Since its founding, the United States has used covert actions sporadically, but only after World War II were covert actions integrated into the overall intelligence establishment as a permanent option, with all the bureaucratic trappings.

It is generally accepted that covert action has been an instrument of modern U.S. foreign policy since 1947-48, when U.S. policymakers decided such a capability could be used on a limited basis in conjunction with overt efforts to halt the expansion of Soviet power and communism in general. Ironically, after the CIA was formally established on September 18, 1947, covert action became the top priority. The CIA undertook such operations under pressure from leading U.S. officials of the day to support basic U.S. foreign policy. Ray Cline, a former CIA deputy director for intelligence, writes:

The officials who argued the United States had to fight back covertly against widespread political subversive efforts sponsored by the Soviet Union in Germany, France, and Italy in 1947 and 1948 were Secretary of State George C. Marshall . . . Secretary of War Robert Patterson, Secretary of Defense James Forrestal, and George Kennan, then Director of the State Department's Policy Planning Staff.[13]
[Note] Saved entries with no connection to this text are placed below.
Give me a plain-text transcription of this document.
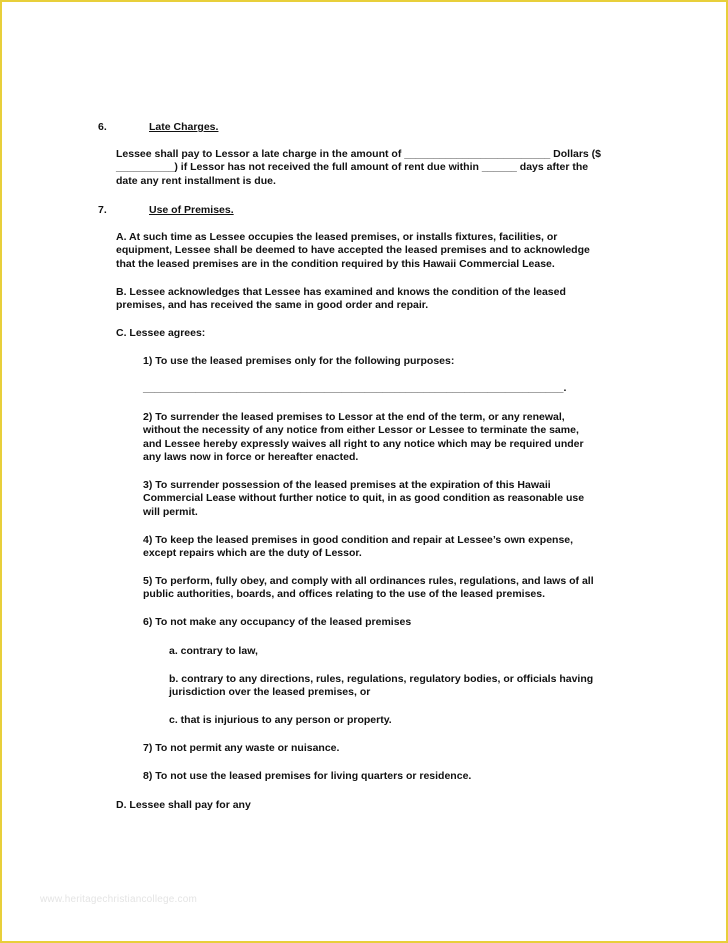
6.	Late Charges.
Lessee shall pay to Lessor a late charge in the amount of _________________________ Dollars ($
__________) if Lessor has not received the full amount of rent due within ______ days after the
date any rent installment is due.
7.	Use of Premises.
A. At such time as Lessee occupies the leased premises, or installs fixtures, facilities, or
equipment, Lessee shall be deemed to have accepted the leased premises and to acknowledge
that the leased premises are in the condition required by this Hawaii Commercial Lease.
B. Lessee acknowledges that Lessee has examined and knows the condition of the leased
premises, and has received the same in good order and repair.
C. Lessee agrees:
1) To use the leased premises only for the following purposes:
________________________________________________________________________.
2) To surrender the leased premises to Lessor at the end of the term, or any renewal,
without the necessity of any notice from either Lessor or Lessee to terminate the same,
and Lessee hereby expressly waives all right to any notice which may be required under
any laws now in force or hereafter enacted.
3) To surrender possession of the leased premises at the expiration of this Hawaii
Commercial Lease without further notice to quit, in as good condition as reasonable use
will permit.
4) To keep the leased premises in good condition and repair at Lessee’s own expense,
except repairs which are the duty of Lessor.
5) To perform, fully obey, and comply with all ordinances rules, regulations, and laws of all
public authorities, boards, and offices relating to the use of the leased premises.
6) To not make any occupancy of the leased premises
a. contrary to law,
b. contrary to any directions, rules, regulations, regulatory bodies, or officials having
jurisdiction over the leased premises, or
c. that is injurious to any person or property.
7) To not permit any waste or nuisance.
8) To not use the leased premises for living quarters or residence.
D. Lessee shall pay for any
www.heritagechristiancollege.com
Over 40 years later one cannot readily appreciate the pressures of foreign policy and international politics in the early postwar years that brought about a covert-action capability. Especially important during this period was the growing suspicion of communists, who were suspected of being everywhere and of seeking world domination. The combination of an atmosphere of urgency and fear and an almost instinctive reliance on action in a crisis was the background to the Truman Doctrine and to the Truman administration's decision to contend with the Soviet Union. Given U.S. economic and military dominance after the war, such a decision was probably inevitable. The increasingly action-oriented power of the United States led to the decision to confront the Soviets: It was seen as a conflict the United States simply could not avoid, especially because Western Europe was geographically divided between the two superpowers and because the colonial empires in Asia and Africa had come to an end.[14]

During the debate over the National Security Act of 1947, which created the CIA and the Defense Department, much discussion was devoted to the question of who should supervise intelligence as well as covert operations. Secretary of State George Marshall wanted the State Department separated from such operations out of fear that if American diplomacy were integrated with American espionage, U.S. foreign diplomacy could be compromised. This view brought the department into forceful opposition to the concept of the CIA, effectively removing the State Department from contention as the agency of central intelligence coordination.[15]

One should remember that the National Security Act said nothing about conducting covert-action programs. But it contained a catch-all clause allowing the CIA to take on "such other functions and duties relating to intelligence affecting the national security as the National Security Council may from time to time direct," and that clause was later cited as an authorization for covert actions.